# Angelwelt: Viele bekannte Gesichter



## Taxidermist (22. November 2019)

Georg Baumann schrieb:


> _*Spezialpose zum Wallerangeln, ebenfalls von Black Cat. Kann mir irgendwer sagen, wofür genau die eingesetzt wird? Ich hab vergessen zu fragen*_



Ich würde mal vermuten, eine U-Pose, die durch diese spezielle Form für Verwirbelung sorgt, zumindest im strömenden Wasser.
Solchen Wasserverwirbelungen von Beutefischen geht der Waller ja bekanntlich bei der Jagd nach.

Jürgen


----------



## fishhawk (22. November 2019)

Hallo,



Taxidermist schrieb:


> Ich würde mal vermuten, eine U-Pose,



Da vermutest Du richtig, das Ding nennt sich Tree-U-Pose

Ich hab vor über 20 Jahren meinen größten Po-Waller bei Hochwasser auf ein paar Tauwürmer am Einzelhaken hinter einem Spin-N-Glo gefangen.
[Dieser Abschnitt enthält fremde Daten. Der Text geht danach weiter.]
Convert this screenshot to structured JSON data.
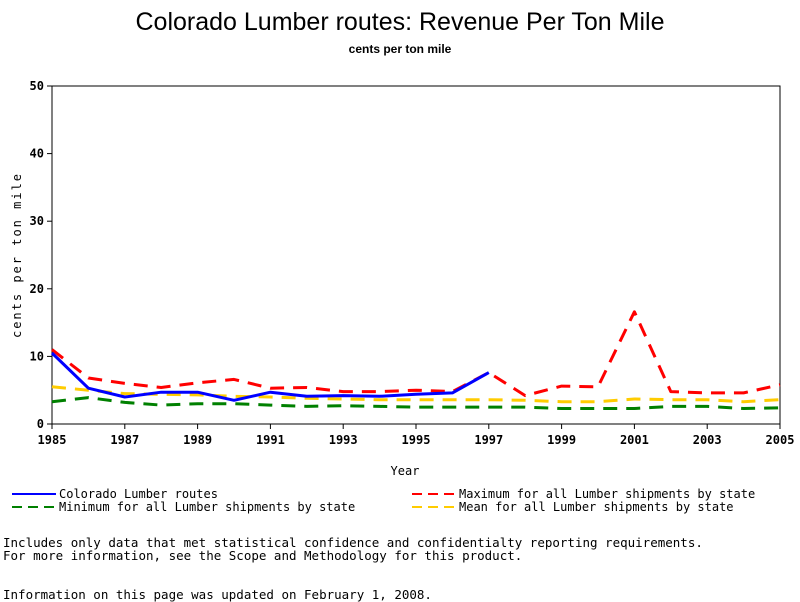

So ganz neu ist dieser approach also nicht.


----------



## Georg Baumann (22. November 2019)

Danke! Was Ihr alles wisst ...


----------



## schlotterschätt (23. November 2019)

Tree-U-Pose, ab 4,50min wird von S.Seuß erklärt, was es mit den Dingern auf sich hat.


----------



## Waller Michel (23. November 2019)

Absolut Genial die Messe !
Nächstes Jahr muss ich da unbedingt auch hin!



LG Michael


----------